Répression. Depuis le 14 avril, Banjul connaît des manifestations sans précédent. Mais la violence du régime pourrait bien tuer ce printemps gambien.

Yahya Jammeh president gambien conference

Cela fait un mois que cela dure, dans l’indifférence générale. En Gambie, minuscule pays à la curieuse géographie héritée des conflits coloniaux, Yahya Jammeh jouit d’un pouvoir absolu de dictateur obscurantiste, dont celui de réprimer violemment ses opposants. Depuis la manifestation du 14 avril, qui a marqué le début de la descente aux enfers, personne ne sait exactement combien ont été emprisonnés, même si les partis d’opposition en ont recensé au moins 85.

Des manifestations pacifiques réprimées dans le sang

Tout a commencé lorsque l’opposition a convoqué, le 14 avril, une manifestation pour protester contre les nouvelles dispositions électorales. Parvenu au pouvoir par un coup d’État sans effusion de sang en 1994 puis élu en 1996, Jammeh a été réélu tous les cinq ans et il est, bien sûr, candidat au scrutin présidentiel prévu en décembre. « Désormais, il faut payer un million de dalasis (20 600 euros, NDLR) pour créer un nouveau parti, 500 000 (10 300 euros) pour se présenter à la présidence de la République et 50 000 ( 1000) pour créer un parti », tonne Omar Amadou Jallow, le chef du People’s Progressive Party (PPP), l’un des principaux partis opposants, qui a été emprisonné 22 fois. « Le but est de nous empêcher de participer au processus politique. » Le 14, une trentaine de personnes est arrêtée, dont un membre d’un autre parti, le United Democratic Party (UDP), Solo Sandeng.
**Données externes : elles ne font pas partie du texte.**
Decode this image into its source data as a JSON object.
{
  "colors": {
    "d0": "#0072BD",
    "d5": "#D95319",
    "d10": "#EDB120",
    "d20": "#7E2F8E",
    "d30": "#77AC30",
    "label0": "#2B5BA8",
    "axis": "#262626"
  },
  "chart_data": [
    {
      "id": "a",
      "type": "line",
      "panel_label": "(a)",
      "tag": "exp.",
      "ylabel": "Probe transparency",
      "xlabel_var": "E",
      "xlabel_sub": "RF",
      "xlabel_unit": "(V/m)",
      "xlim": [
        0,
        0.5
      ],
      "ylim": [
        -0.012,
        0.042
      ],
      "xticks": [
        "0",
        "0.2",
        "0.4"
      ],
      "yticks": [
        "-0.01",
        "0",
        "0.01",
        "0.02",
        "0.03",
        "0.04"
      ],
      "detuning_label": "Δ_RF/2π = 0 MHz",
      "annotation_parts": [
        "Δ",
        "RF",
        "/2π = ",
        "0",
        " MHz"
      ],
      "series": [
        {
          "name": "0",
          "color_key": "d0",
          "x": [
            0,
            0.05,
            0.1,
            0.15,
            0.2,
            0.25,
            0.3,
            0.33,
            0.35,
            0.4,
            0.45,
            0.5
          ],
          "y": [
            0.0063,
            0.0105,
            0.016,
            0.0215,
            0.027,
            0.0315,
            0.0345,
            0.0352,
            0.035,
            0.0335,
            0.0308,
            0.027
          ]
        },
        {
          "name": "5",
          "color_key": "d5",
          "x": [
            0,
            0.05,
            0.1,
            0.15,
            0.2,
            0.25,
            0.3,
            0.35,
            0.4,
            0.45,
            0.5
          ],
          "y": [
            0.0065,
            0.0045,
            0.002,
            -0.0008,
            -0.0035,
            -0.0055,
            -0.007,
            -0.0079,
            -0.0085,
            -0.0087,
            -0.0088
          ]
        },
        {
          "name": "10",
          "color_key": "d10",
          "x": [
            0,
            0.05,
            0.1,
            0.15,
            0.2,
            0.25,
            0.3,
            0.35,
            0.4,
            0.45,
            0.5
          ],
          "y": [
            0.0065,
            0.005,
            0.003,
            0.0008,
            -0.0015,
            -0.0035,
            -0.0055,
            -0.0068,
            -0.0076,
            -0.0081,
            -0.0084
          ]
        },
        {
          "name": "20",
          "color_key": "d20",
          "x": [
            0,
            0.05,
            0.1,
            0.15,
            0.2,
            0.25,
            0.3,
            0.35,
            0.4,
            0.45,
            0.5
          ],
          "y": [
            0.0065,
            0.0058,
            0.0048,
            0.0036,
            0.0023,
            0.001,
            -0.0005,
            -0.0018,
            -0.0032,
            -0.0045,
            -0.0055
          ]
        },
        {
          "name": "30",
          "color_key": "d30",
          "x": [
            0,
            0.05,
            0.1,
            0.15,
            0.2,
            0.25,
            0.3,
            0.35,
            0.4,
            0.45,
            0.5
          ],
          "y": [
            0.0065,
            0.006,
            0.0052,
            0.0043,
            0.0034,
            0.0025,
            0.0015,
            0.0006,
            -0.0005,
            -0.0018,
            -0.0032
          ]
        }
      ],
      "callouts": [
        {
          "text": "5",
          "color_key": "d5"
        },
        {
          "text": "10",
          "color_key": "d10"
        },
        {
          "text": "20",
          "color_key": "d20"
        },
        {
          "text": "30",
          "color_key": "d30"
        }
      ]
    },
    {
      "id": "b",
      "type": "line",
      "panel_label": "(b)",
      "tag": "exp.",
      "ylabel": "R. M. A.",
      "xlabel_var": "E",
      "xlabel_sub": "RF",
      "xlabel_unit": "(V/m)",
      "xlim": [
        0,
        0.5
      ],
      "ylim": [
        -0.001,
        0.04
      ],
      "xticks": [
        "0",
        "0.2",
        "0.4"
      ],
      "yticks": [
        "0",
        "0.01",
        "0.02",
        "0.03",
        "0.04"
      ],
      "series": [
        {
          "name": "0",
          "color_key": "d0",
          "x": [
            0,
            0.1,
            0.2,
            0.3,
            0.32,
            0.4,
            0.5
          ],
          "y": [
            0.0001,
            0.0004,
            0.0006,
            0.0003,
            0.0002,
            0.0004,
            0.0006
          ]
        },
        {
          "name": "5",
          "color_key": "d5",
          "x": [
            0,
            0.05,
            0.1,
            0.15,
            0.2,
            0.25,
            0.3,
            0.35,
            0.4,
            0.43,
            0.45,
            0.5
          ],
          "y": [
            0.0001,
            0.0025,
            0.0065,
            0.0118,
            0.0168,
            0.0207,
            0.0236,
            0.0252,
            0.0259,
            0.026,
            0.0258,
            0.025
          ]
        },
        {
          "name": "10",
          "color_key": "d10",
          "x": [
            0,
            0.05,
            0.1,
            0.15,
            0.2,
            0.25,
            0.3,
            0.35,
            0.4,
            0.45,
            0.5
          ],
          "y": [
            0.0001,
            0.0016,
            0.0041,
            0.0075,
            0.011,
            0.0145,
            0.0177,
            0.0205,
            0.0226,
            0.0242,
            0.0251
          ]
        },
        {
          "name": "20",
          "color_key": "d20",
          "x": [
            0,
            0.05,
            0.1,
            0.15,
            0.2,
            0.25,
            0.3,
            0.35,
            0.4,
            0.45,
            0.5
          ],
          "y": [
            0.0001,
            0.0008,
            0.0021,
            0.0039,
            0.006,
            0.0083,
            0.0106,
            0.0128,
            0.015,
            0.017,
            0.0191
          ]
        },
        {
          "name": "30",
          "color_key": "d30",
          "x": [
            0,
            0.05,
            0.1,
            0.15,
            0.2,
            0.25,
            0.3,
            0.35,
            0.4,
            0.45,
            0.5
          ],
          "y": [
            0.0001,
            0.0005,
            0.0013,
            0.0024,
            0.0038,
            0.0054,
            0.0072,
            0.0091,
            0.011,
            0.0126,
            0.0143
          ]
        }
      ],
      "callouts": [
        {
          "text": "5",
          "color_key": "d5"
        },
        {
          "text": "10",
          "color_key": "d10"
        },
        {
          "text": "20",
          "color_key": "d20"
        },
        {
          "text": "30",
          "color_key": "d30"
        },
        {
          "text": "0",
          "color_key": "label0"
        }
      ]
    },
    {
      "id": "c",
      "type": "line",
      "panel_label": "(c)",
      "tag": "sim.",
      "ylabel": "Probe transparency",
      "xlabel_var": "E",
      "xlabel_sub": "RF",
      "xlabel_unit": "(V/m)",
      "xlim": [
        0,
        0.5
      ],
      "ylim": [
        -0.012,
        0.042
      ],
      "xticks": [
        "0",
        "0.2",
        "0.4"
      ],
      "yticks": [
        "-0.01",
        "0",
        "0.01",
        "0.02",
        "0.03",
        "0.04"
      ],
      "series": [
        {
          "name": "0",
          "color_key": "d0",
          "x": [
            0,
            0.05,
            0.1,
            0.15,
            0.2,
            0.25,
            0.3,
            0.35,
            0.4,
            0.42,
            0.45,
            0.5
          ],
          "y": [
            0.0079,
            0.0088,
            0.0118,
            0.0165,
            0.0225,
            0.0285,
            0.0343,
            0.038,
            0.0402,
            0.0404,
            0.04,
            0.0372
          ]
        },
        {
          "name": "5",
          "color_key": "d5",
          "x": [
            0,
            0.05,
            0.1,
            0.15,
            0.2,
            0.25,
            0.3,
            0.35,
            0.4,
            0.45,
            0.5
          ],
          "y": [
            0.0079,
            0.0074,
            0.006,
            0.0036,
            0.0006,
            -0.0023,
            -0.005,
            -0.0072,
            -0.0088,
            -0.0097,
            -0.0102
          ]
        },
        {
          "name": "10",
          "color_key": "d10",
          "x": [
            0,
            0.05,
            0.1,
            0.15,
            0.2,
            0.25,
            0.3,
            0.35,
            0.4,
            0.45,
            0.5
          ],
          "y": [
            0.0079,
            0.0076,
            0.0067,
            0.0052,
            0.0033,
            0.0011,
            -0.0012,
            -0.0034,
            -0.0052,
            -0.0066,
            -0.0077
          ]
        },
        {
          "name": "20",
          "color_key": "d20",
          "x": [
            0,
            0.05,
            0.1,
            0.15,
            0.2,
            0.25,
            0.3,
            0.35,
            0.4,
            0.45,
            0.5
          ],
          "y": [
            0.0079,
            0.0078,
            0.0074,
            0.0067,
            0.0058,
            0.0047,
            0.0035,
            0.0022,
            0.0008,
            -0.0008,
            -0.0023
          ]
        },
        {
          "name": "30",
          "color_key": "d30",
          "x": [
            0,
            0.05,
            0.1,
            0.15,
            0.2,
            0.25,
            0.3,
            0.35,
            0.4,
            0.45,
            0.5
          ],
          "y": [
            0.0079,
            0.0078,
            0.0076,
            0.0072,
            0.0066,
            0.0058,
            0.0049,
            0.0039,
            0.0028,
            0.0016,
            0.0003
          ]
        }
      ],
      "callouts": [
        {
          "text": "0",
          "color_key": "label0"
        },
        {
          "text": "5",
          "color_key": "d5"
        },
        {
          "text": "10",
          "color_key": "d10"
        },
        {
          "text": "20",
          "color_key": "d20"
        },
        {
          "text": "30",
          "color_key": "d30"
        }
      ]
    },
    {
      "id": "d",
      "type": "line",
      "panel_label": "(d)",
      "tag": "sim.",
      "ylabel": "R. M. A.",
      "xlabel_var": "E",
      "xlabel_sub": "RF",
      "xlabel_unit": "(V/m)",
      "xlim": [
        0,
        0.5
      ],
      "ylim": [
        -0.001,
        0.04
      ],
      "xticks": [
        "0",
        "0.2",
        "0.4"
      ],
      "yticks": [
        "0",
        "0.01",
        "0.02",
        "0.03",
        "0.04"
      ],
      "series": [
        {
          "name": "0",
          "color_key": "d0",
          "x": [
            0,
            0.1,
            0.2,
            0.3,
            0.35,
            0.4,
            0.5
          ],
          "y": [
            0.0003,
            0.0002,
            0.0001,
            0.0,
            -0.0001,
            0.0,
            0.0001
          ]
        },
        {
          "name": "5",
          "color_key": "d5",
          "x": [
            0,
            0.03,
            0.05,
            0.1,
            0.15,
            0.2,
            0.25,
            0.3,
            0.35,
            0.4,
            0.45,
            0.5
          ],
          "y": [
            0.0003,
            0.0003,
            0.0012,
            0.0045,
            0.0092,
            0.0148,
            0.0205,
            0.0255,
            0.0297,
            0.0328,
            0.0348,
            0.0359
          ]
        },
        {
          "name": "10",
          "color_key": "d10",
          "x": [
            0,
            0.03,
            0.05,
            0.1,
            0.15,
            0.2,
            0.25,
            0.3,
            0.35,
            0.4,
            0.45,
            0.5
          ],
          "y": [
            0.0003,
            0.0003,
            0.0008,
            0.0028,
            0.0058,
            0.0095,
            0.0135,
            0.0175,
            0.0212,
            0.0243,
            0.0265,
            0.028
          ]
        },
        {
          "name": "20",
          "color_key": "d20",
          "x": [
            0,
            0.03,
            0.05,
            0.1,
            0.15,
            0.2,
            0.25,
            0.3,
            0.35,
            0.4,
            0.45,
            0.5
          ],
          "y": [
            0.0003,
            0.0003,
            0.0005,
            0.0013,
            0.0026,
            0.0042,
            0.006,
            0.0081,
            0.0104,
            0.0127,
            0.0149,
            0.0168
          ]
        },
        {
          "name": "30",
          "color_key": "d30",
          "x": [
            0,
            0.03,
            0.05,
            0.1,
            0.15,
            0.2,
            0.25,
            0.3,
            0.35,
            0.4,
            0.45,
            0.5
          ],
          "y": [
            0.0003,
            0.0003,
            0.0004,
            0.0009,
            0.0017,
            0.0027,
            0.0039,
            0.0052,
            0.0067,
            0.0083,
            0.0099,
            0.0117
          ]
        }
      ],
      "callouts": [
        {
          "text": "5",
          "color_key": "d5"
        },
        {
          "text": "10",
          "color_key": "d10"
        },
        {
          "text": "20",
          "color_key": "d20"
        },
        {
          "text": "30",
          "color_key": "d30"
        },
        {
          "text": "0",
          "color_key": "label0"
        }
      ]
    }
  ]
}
Deux jours plus tard a lieu une deuxième manifestation au cours de laquelle le chef de l’UDP, Ousainou Darboe, demande la libération de ceux qui ont été emprisonnés, et notamment de Sandeng. Il est à son tour arrêté, puis inculpé pour « troubles à l’ordre public et refus d’obtempérer ».

Chaque jour, les nouvelles sont plus alarmantes, ne serait-ce que parce que les procès ne cessent d’être ajournés. « Ces gens n’ont pas été jugés, mais ils sont déjà condamnés », estime, à Dakar, Djibril Baldé, de l’International Refugee Rights Initiative (IRRI), qui traite les demandes d’asile des réfugiés gambiens. Trois militantes, également arrêtées dès le 14 avril, ont disparu pendant une semaine. Lorsqu’enfin elles ont comparu, les traces de coups qu’elles portaient disaient ce qu’elles avaient subi. Depuis lors circule un document présenté par l’opposition comme l’affidavit recueilli par l’avocat de l’une d’entre elles, Nogoï Ndiaye. Elle témoigne sur huit pages de séances de torture dans les locaux de la National Intelligence Agency, la redoutée NIA. Allongée sur une table, elle aurait été battue par « sept hommes, dont trois étaient intégralement vêtus de noir, avec des capuches et des gants ». Le récit qui suit fait froid dans le dos : « Ensuite, ils ont commencé à me frapper avec des tuyaux et des bâtons tout en versant de l’eau sur moi… Ils ont continué à me battre et, quand il n’y avait plus d’eau, ils en ont rapporté. Cela a continué jusqu’au matin du 15 avril 2016. Parfois, ils arrêtaient de me frapper pour me demander pourquoi je soutenais l’opposition et, quand je répondais, ils utilisaient leurs deux mains pour me frapper sur les deux oreilles en même temps… Après, je ne tenais plus debout… » Elle ajoute avoir vu Solo Sandeng : « J’ai ensuite vu Solo allongé près de la table sur le sol, il avait été sévèrement battu et saignait abondamment… Il n’a pas répondu quand je l’ai appelé. Puis j’ai vu sa tête dodeliner. » Elle est ramenée à sa cellule : « Entre-temps, ils avaient ramassé Solo et l’avaient emmené derrière le bâtiment, et je pouvais l’entendre gémir pendant qu’ils recommençaient à le frapper. » Aujourd’hui, la plupart estiment que Solo Sandeng est mort. « Il est le Steve Biko de la Gambie », a osé Ousainou Darboe, faisant référence au militant d’Afrique du Sud mort en détention en septembre 1977 et devenu un symbole de la résistance noire.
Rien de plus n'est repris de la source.